Но ниспровержение пророков есть вместе с тем и уничтожение христианской теории познания, заказ на новые источники и механизмы познания. В деизме как раз и реализуется этот заказ: природу ставят на одну доску со священным писанием, считая, что, поскольку бог в акте творения обходился без пророков-посредников, то именно в природе, если она сотворена по слову и плану, «записана» божественная мудрость. Поэтому задача новой «естественной» теологии познать бога через природу, то есть «прочитать» природу как самое священное и полное из всех священных писаний. Соответственно «книга природы» становится предметом поклонения и религиозного восторга. «Люди, сила которых столь незначительна, - пишет Гоббс, - заметив такие могучие творения как небо, земля, видимый мир, столь тонко задуманные движения животных, их разум, а также чудесную целесообразность в устройстве их органов, не могли не почувствовать пренебрежения к своему собственному разуму, который не в состоянии даже подражать всем этим вещам... Собственно говоря, именно этот эффект называется естественным благочестием и является первой основой всех религий» (31, с. 251). Эта мысль будет повторена многими философами и учеными. Кант, например, пишет: «Достойный восхищения порядок, красота и предусмотрительность, проглядывающие во всем в природе, сами по себе должны породить веру в мудрого и великого создателя мира» (32, с. 97).

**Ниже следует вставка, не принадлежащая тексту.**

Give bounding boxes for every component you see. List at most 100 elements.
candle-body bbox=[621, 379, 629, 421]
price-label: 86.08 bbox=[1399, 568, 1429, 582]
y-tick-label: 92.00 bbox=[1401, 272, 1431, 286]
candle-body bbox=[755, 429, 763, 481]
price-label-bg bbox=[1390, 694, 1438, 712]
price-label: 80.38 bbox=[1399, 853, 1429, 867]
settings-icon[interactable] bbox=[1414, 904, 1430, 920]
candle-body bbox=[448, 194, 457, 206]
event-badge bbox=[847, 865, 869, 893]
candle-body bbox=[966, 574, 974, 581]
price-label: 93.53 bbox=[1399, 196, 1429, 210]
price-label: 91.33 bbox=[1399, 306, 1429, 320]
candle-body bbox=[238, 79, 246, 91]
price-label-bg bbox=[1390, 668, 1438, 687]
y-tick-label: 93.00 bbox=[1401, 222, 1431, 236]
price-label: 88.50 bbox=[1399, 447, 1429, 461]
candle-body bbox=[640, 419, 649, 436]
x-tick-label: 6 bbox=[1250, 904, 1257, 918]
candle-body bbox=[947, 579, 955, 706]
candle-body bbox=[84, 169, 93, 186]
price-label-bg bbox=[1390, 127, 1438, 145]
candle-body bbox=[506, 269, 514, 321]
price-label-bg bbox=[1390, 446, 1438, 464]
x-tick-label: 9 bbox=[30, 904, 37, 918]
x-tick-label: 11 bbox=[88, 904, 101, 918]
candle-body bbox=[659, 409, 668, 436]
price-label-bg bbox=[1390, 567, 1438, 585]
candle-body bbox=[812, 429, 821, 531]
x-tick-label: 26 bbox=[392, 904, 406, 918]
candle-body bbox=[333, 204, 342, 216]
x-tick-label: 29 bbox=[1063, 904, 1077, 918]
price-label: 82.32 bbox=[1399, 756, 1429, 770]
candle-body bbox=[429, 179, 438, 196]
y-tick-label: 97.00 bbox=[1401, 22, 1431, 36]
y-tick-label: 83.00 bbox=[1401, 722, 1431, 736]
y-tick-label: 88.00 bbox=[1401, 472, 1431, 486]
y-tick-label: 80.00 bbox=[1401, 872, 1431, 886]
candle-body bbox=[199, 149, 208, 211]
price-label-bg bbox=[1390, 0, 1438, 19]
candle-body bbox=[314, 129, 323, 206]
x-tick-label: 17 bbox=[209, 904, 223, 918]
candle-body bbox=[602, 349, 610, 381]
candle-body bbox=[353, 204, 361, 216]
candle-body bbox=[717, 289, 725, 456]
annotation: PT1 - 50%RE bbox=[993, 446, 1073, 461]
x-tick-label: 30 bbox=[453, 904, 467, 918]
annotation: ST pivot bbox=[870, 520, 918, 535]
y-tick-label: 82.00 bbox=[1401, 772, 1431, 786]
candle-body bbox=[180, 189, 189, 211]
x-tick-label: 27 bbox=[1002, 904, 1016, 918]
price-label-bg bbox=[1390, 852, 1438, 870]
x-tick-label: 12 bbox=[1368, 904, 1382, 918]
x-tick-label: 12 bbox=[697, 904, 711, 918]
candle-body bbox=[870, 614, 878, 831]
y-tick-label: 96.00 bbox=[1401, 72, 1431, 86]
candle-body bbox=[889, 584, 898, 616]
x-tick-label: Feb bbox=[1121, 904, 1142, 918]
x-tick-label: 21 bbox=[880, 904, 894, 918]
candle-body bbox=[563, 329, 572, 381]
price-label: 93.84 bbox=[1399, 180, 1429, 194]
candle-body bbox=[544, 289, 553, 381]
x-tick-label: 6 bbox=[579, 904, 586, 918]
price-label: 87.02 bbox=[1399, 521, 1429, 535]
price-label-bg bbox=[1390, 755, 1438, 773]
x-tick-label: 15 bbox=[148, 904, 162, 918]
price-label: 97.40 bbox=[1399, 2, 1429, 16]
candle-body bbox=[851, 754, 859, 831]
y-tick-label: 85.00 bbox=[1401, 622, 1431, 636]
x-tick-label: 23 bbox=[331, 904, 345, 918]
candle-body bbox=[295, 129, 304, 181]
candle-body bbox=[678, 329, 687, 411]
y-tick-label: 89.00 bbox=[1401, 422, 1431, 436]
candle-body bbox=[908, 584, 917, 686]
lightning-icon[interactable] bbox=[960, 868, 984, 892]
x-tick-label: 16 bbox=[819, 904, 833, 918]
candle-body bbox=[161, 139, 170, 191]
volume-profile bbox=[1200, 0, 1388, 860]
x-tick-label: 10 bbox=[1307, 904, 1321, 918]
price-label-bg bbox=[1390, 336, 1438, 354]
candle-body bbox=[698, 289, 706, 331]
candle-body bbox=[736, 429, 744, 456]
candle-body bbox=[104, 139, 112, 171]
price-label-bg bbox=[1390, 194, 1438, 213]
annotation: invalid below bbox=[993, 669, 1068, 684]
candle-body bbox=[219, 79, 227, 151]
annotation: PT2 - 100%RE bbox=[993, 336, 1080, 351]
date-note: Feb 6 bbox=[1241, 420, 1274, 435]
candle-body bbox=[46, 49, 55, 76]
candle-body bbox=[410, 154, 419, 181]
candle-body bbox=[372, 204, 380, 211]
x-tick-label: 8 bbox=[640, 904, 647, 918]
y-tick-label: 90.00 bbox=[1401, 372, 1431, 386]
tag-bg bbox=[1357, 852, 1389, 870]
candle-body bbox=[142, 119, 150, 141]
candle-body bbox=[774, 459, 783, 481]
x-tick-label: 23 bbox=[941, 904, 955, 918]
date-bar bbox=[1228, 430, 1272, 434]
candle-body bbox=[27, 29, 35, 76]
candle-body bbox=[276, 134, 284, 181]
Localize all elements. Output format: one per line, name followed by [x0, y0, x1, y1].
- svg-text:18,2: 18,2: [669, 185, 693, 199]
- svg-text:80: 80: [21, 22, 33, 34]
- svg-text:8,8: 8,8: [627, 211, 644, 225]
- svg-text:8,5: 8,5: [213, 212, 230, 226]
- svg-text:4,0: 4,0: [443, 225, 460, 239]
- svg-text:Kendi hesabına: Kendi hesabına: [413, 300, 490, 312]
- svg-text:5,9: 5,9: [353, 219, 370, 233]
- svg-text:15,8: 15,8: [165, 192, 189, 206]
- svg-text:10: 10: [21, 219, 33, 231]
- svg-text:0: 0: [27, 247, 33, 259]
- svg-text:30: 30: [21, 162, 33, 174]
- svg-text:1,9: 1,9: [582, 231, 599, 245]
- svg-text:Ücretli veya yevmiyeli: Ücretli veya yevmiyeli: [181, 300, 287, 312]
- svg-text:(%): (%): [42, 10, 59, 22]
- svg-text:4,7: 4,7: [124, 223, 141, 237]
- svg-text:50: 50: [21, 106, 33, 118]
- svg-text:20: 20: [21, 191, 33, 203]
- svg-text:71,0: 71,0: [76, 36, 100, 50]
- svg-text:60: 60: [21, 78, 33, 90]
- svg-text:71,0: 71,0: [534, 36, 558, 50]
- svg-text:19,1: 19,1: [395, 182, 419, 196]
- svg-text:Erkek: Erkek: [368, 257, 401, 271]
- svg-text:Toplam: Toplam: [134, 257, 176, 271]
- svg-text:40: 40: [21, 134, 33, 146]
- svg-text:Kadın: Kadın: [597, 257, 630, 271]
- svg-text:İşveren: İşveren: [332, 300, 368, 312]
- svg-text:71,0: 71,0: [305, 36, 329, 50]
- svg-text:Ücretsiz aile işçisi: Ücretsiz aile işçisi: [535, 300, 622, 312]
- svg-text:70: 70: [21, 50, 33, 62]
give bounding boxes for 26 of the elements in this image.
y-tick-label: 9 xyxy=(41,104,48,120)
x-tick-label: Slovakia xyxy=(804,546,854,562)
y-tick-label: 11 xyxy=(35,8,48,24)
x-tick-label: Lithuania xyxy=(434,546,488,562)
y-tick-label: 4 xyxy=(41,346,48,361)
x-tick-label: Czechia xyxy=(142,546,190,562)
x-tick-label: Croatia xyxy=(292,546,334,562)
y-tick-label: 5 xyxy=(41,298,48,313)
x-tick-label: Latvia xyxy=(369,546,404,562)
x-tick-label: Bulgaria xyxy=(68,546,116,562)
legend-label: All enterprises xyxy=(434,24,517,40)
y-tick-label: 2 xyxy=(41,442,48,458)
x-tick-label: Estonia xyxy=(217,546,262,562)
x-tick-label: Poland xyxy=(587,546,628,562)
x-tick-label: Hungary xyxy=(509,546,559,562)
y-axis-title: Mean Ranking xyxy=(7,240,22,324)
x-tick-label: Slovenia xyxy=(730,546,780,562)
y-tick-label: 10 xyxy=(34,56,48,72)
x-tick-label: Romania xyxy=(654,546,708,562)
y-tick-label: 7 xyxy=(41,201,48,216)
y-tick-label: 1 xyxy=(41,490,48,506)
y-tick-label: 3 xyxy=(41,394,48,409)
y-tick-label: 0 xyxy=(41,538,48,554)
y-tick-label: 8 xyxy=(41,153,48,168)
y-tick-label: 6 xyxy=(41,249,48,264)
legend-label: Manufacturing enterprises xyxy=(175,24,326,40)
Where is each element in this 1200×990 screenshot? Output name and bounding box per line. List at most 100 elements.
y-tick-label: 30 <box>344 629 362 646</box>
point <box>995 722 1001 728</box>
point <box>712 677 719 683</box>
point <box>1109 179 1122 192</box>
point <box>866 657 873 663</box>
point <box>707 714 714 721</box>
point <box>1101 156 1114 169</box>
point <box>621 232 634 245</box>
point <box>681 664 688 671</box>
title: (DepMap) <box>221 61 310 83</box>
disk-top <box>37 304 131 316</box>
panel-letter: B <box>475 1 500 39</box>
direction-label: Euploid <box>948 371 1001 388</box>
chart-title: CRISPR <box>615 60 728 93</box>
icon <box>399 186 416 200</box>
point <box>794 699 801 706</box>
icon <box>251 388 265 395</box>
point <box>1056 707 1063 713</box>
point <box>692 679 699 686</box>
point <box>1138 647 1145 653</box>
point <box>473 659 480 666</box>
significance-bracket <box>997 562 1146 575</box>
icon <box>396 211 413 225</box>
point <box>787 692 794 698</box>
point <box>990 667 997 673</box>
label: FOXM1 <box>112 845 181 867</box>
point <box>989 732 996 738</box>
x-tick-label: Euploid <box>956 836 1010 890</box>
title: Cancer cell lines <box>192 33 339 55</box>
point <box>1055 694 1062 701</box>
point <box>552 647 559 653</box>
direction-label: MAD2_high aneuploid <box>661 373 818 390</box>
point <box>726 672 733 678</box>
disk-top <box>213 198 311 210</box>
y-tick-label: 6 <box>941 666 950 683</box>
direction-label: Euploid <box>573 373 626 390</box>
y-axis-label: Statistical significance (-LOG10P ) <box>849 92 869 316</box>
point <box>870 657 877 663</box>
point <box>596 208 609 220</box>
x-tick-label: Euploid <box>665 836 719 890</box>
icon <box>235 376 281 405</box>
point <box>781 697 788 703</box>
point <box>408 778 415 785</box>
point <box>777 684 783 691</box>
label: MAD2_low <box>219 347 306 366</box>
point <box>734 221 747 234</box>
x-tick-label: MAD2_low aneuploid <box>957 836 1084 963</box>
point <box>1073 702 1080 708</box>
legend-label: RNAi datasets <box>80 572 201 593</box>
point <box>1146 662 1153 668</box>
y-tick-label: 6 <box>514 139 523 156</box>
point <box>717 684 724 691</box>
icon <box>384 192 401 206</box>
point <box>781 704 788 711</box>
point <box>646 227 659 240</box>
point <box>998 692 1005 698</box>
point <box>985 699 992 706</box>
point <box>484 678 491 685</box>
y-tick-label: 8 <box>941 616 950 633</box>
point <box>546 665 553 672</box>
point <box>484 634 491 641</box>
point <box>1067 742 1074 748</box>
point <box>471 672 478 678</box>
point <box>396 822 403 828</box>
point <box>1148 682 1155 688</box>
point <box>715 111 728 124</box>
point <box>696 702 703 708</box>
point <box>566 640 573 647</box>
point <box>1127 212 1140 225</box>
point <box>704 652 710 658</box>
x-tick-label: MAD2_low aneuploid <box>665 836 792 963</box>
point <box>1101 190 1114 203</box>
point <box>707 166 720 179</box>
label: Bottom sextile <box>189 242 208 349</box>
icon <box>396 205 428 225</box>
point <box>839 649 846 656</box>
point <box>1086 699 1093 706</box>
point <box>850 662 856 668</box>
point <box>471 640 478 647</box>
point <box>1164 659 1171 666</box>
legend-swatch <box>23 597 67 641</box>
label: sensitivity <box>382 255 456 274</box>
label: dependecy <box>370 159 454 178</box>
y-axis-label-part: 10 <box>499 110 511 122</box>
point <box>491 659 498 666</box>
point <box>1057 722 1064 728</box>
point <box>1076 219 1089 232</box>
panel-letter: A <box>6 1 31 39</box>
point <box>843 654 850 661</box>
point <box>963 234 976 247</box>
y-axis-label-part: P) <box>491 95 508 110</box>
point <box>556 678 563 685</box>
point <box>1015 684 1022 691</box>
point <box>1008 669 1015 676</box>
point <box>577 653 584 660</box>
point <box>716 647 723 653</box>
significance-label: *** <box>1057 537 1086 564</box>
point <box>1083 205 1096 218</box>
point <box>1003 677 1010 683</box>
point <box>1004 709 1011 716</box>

Но в принципе естественного благочестия содержится новый, невыводимый из «замкнутого тела знания» контекст, в него имплицитно включено представление об огромности, неисчерпаемости божественного знания, то есть как источник знания природа предстает лишь частично познанной человеком, допускающей более полное, а по существу бесконечное познание. Вот здесь и появляется на сцене принцип богоподобия человека, его сотворенности по образу и подобию божьему. Богоподобие в деизме толкуется в том смысле, что человек по своей природе микробог, то есть деисты возвращают человеку-рабу божьему то, что было отнято у него историей со времен Одиссея: право каждого на активное использование слова. Этот принцип качественного тождества бога и человека, отсутствия между ними непроходимой грани постулируется деизмом в самых решительных и мы бы даже сказали эмоциональных формах. «Мы не должны отречься от наших чувств и опыта, - пишет Гоббс, - а также от нашего естественного разума (который является несомненным словом божьим). Ибо все эти способности бог дал нам, дабы мы пользовались ими до второго пришествия нашего святого спасителя. Поэтому они не должны быть завернуты в салфетку слепой веры, а должны быть употреблены для приобретения справедливости, мира и истинной религии. Ибо хотя в слове божьем есть многое сверх разума, то есть то, что не может быть ни доказано, ни опровергнуто естественным разумом, но в нем нет ничего, что противоречило бы разуму. А если имеется видимость такого противоречия, то виной этого является или наше неумение толковать слово божье, или наше ошибочное рассуждение» (31, т. 2., с. 379-380).